Where can I buy E100 ethanol fuel

Ethanol - bioethanol fuel E50 E85 & E100

What is ethanol

Ethanol bioethanol is produced from various biomass materials such as corn, potatoes, cheese whey, wood.
When ethanol is used as a transport fuel, it is called bioethanol. Most often, bioethanol is sold under the name E85, which consists of 85% alcohol fuel (ethanol) and 15% gasoline. There are also the designations E50 (50% bioethanol and 50% gasoline) and E100 (100% bioethanol)


Which cars can be run on bioethanol?

In general, all cars can be operated with up to a maximum of 10% bioethanol without the need for conversion. (Bioethanol is already mixed in with many petrol at the petrol station.)
There are also so-called FFC (Flexi Fuel Cars) or FFV (Flexi Fuel Vehicles) which are designed to run on 100% petrol as well as on E85.

Ethanol or ethyl alcohol is what everyone calls "alcohol" for short. This substance is also known under the names: ethyl alcohol, ethanol, spirit, denatured alcohol or alcohol, EtOH.

Ethanol has a positive pole on the carbon atom to which the oxygen is bound. Here the oxygen attacks during the oxidation.
Ethanol is colorless, miscible with water in all proportions, reacts exothermically with water and binds water in the process. It is also partly lipophilic. When mixed with water, there is a volume contraction and heat development: z. B. 52 parts by volume of ethanol and 48 parts by volume of water give not 100, but only 96.3 parts by volume of the mixture; the contraction is greatest when the volume of the components is approximately the same.

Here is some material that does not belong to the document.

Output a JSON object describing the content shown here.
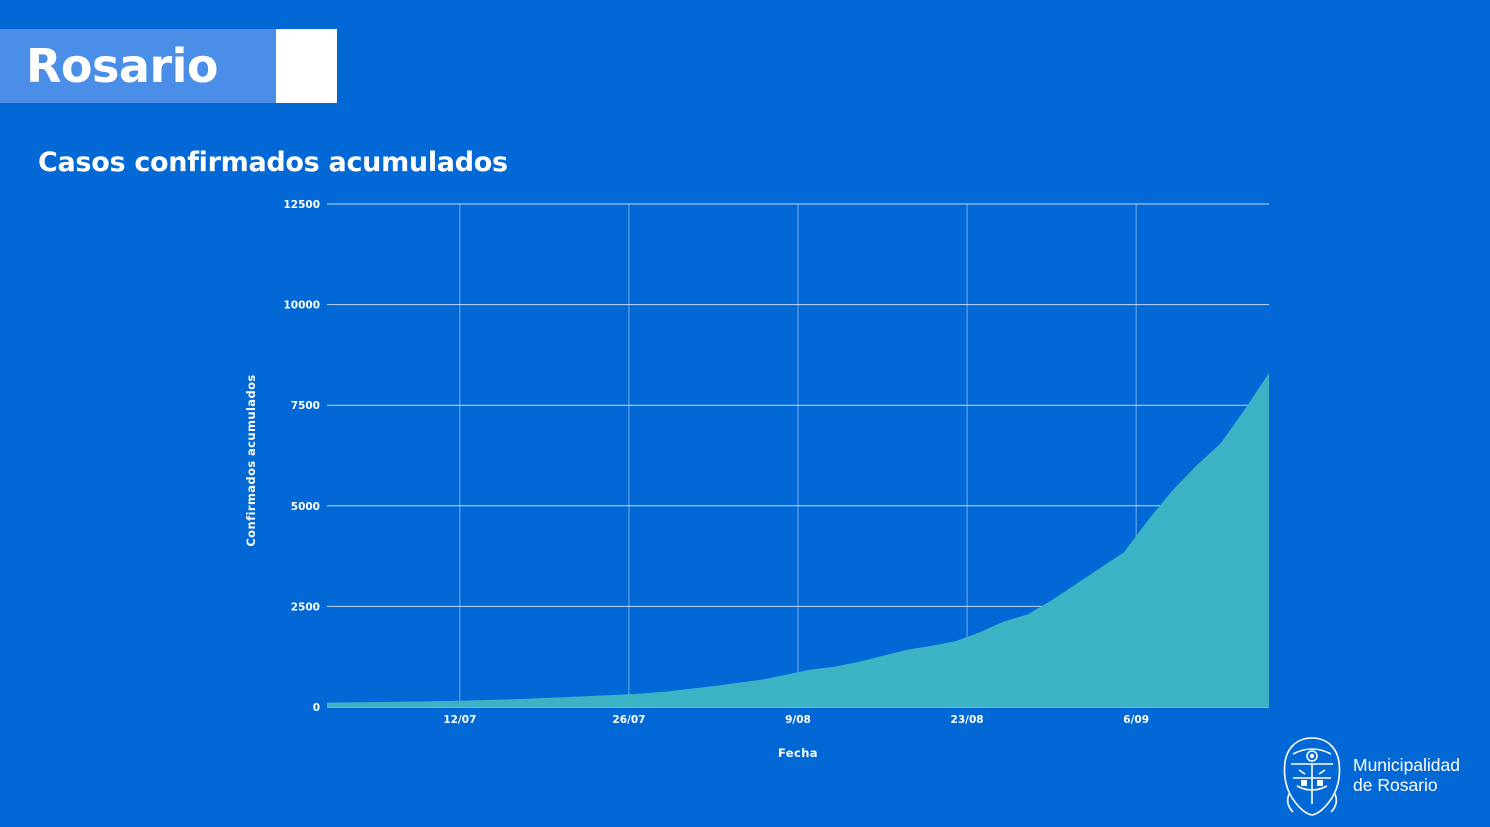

The ethanol content of aqueous mixtures cannot simply be calculated, but only taken from tables according to the density; it is therefore more appropriate to calculate with% by weight.

Clear, colorless, spicy smelling and burning tasting, easily flammable, hygroscopic liquid that burns with a faint blue glowing flame to form carbon dioxide and water after:

Total oxidation of ethanol: CH3-CH2-OH + 3 O2 2 CO2 + 3 H2O

Ethanol can also be used as fuel For Internal combustion engines used, but needs about 1/3 more mass than gasoline (renewable raw materials) for the same amount of energy.

 MethanolBioethanolGasoline (87 octane)E85
Corresponds to1.8 liters 1.5 liters 1 liter 1.4 liters
Km per liter 55%70% 72%
HP more power 4% more 5% more standard3% - 5% more

The contribution of bio-ethanol to climate policy

The substitution of gasoline by ethanol is not to be expected without economic or fiscal policy measures. At today's oil prices, ethanol is far from being competitive with fossil fuels. In the best case scenario, the production costs for bio-ethanol in Germany are 0.45-0.55 € / l petrol equivalent. A level of € 0.80-0.90 / l gasoline equivalent is more likely.22 In contrast, the pre-tax prices for gasoline are € 0.20 / l.23 For this reason, the tax exemption for biofuels was introduced, otherwise the mineral oil industry would not make any admixtures. Original considerations to introduce a compulsory admixture by law were discarded in favor of the tax exemption. This preference for biofuels brought about by economic policy can only make economic sense if it can be used to achieve other important economic policy goals. In the case of biofuels, the most important goals initially are the protection of fossil fuel reserves, especially crude oil, and climate protection. If these goals are achieved through the use of ethanol, a positive contribution for agriculture could result. In order to determine the extent to which resources are conserved when gasoline is substituted by ethanol, it is advisable to draw up an energy balance. This gives an overview of the use of fossil fuels in the production of ethanol, which can be compared with the saved energy content of gasoline. This can be used to calculate the net savings in fossil fuels when using ethanol.